Kemudian berikutnya adalah sholat sebagai bentuk disiplin menjaga komitmen dan konsistensi seorang muslim. Lalu rukun selanjutnya puasa yang diibaratkan sebagai ujian fisik dan mental seorang muslim dalam menjalani hidup.
Berikutnya zakat yang diibaratkan sebagai bentuk dukungan finansial untuk menyeimbangkan kehidupan dengan mensejahterakan umat lewat harta yang dimiliki seorang muslim. Barulah setelah itu seorang muslim menunaikan rukun Islam yang terakhir yakni haji.
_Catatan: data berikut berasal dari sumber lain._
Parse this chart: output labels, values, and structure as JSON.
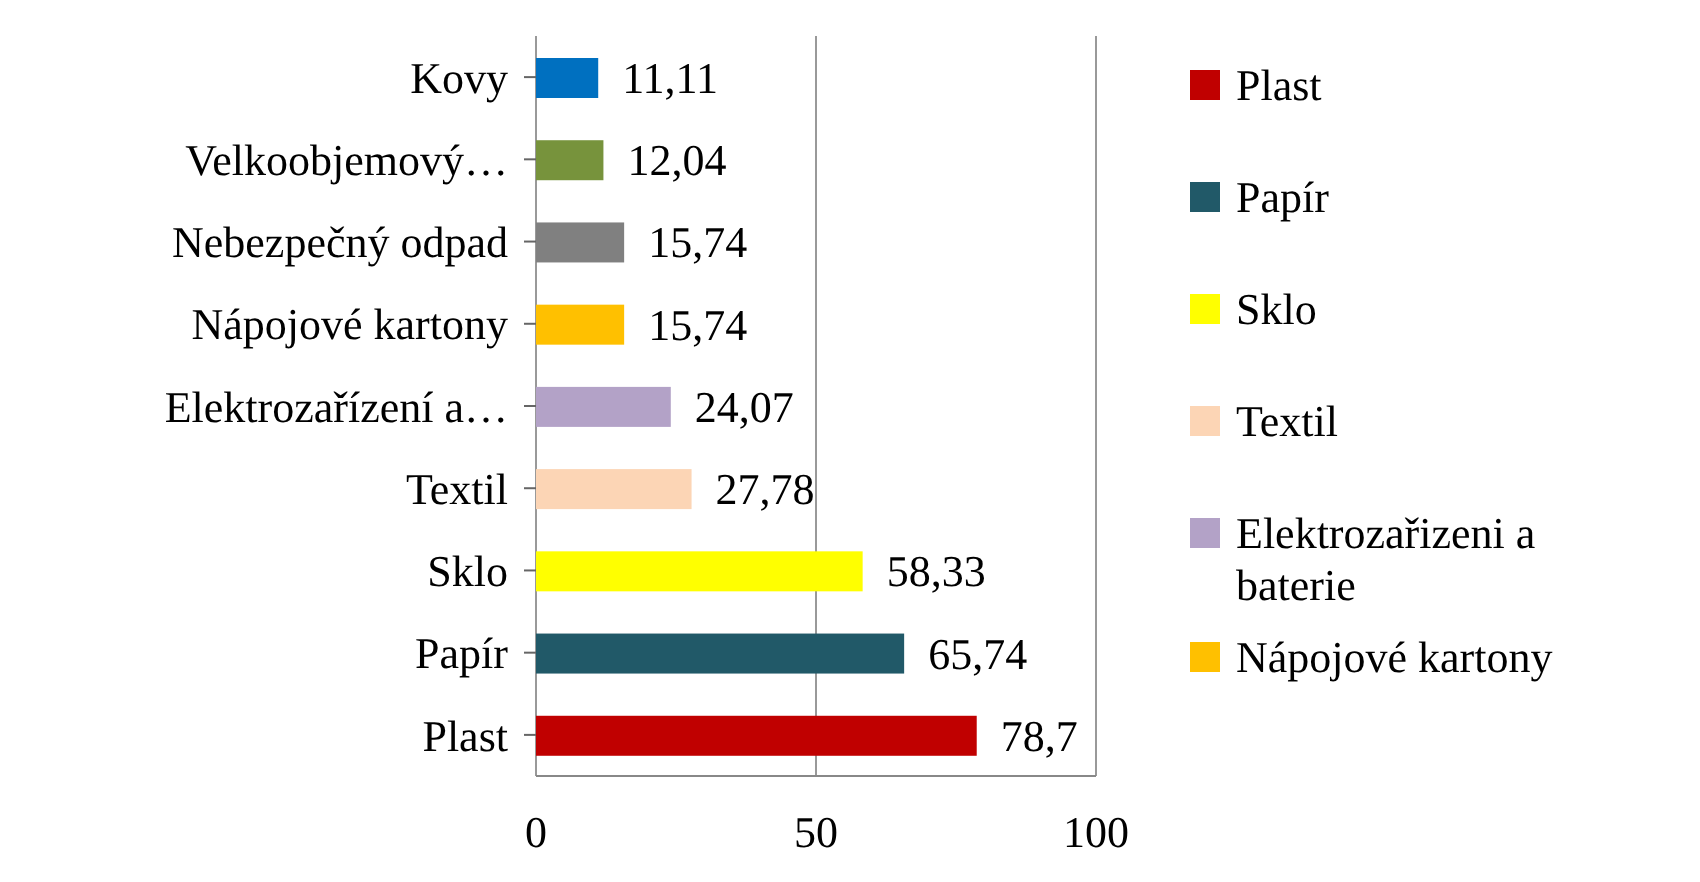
{
  "chart_data": {
    "type": "bar",
    "orientation": "horizontal",
    "stacked": true,
    "categories": [
      "Kovy",
      "Velkoobjemový…",
      "Nebezpečný odpad",
      "Nápojové kartony",
      "Elektrozařízení a…",
      "Textil",
      "Sklo",
      "Papír",
      "Plast"
    ],
    "series": [
      {
        "name": "Plast",
        "color": "#c00000",
        "values": [
          null,
          null,
          null,
          null,
          null,
          null,
          null,
          null,
          78.7
        ],
        "value_labels": [
          null,
          null,
          null,
          null,
          null,
          null,
          null,
          null,
          "78,7"
        ]
      },
      {
        "name": "Papír",
        "color": "#215968",
        "values": [
          null,
          null,
          null,
          null,
          null,
          null,
          null,
          65.74,
          null
        ],
        "value_labels": [
          null,
          null,
          null,
          null,
          null,
          null,
          null,
          "65,74",
          null
        ]
      },
      {
        "name": "Sklo",
        "color": "#ffff00",
        "values": [
          null,
          null,
          null,
          null,
          null,
          null,
          58.33,
          null,
          null
        ],
        "value_labels": [
          null,
          null,
          null,
          null,
          null,
          null,
          "58,33",
          null,
          null
        ]
      },
      {
        "name": "Textil",
        "color": "#fcd5b5",
        "values": [
          null,
          null,
          null,
          null,
          null,
          27.78,
          null,
          null,
          null
        ],
        "value_labels": [
          null,
          null,
          null,
          null,
          null,
          "27,78",
          null,
          null,
          null
        ]
      },
      {
        "name": "Elektrozařizeni a baterie",
        "color": "#b3a2c7",
        "values": [
          null,
          null,
          null,
          null,
          24.07,
          null,
          null,
          null,
          null
        ],
        "value_labels": [
          null,
          null,
          null,
          null,
          "24,07",
          null,
          null,
          null,
          null
        ]
      },
      {
        "name": "Nápojové kartony",
        "color": "#ffc000",
        "values": [
          null,
          null,
          null,
          15.74,
          null,
          null,
          null,
          null,
          null
        ],
        "value_labels": [
          null,
          null,
          null,
          "15,74",
          null,
          null,
          null,
          null,
          null
        ]
      },
      {
        "color": "#808080",
        "values": [
          null,
          null,
          15.74,
          null,
          null,
          null,
          null,
          null,
          null
        ],
        "value_labels": [
          null,
          null,
          "15,74",
          null,
          null,
          null,
          null,
          null,
          null
        ]
      },
      {
        "color": "#77933c",
        "values": [
          null,
          12.04,
          null,
          null,
          null,
          null,
          null,
          null,
          null
        ],
        "value_labels": [
          null,
          "12,04",
          null,
          null,
          null,
          null,
          null,
          null,
          null
        ]
      },
      {
        "color": "#0070c0",
        "values": [
          11.11,
          null,
          null,
          null,
          null,
          null,
          null,
          null,
          null
        ],
        "value_labels": [
          "11,11",
          null,
          null,
          null,
          null,
          null,
          null,
          null,
          null
        ]
      }
    ],
    "xlim": [
      0,
      100
    ],
    "xticks": [
      0,
      50,
      100
    ],
    "grid": "x",
    "legend": "right"
  }
}
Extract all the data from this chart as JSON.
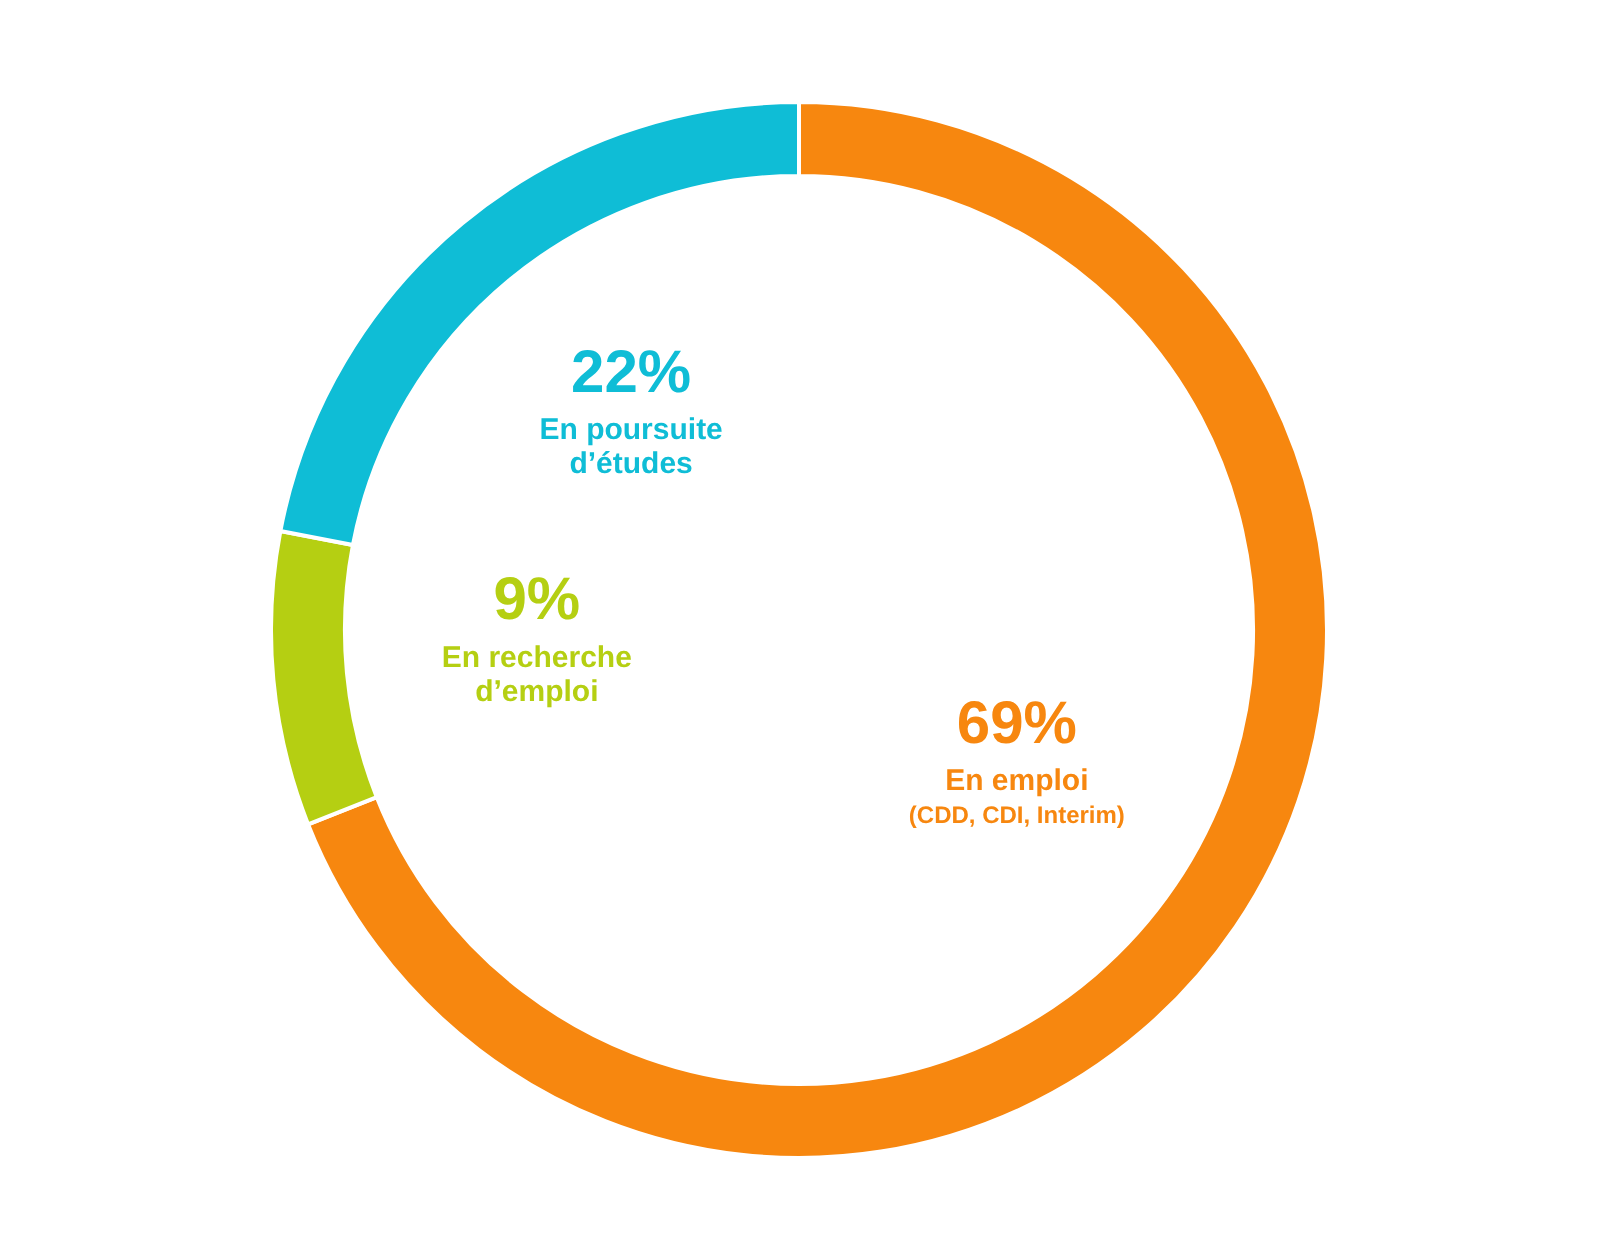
{
  "chart_data": {
    "type": "donut",
    "categories": [
      "En emploi\n(CDD, CDI, Interim)",
      "En recherche\nd’emploi",
      "En poursuite\nd’études"
    ],
    "values": [
      69,
      9,
      22
    ],
    "value_labels": [
      "69%",
      "9%",
      "22%"
    ],
    "colors": [
      "#f7870f",
      "#b5cf12",
      "#0fbdd6"
    ],
    "legend": false
  }
}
"Oleh sebab itulah, kenapa ibadah haji menjadi rukun terakhir karena benar-benar menjadi ujian paripurna bagi umat Islam," katanya.
Firman mengatakan, dalam pelaksanaanya, haji ada di penghujung tahun hijriyah. Tentu, ini menandakan bahwa setelah berhaji seyogyanya manusia berhijrah memperbaiki segala kekurangannya dan meningkatkan taraf hidupnya termasuk ibadahnya.
Artinya kata Firman, ibadah haji merupakan kebutuhan pribadi sebagai muslim paripurna dalam menunaikan rukun Islam dengan syarat wajib berupa istatha’a. Dan tentunya, setiap pribadi yang satu dengan yang lainnya memiliki kadar istatha’a masing-masing.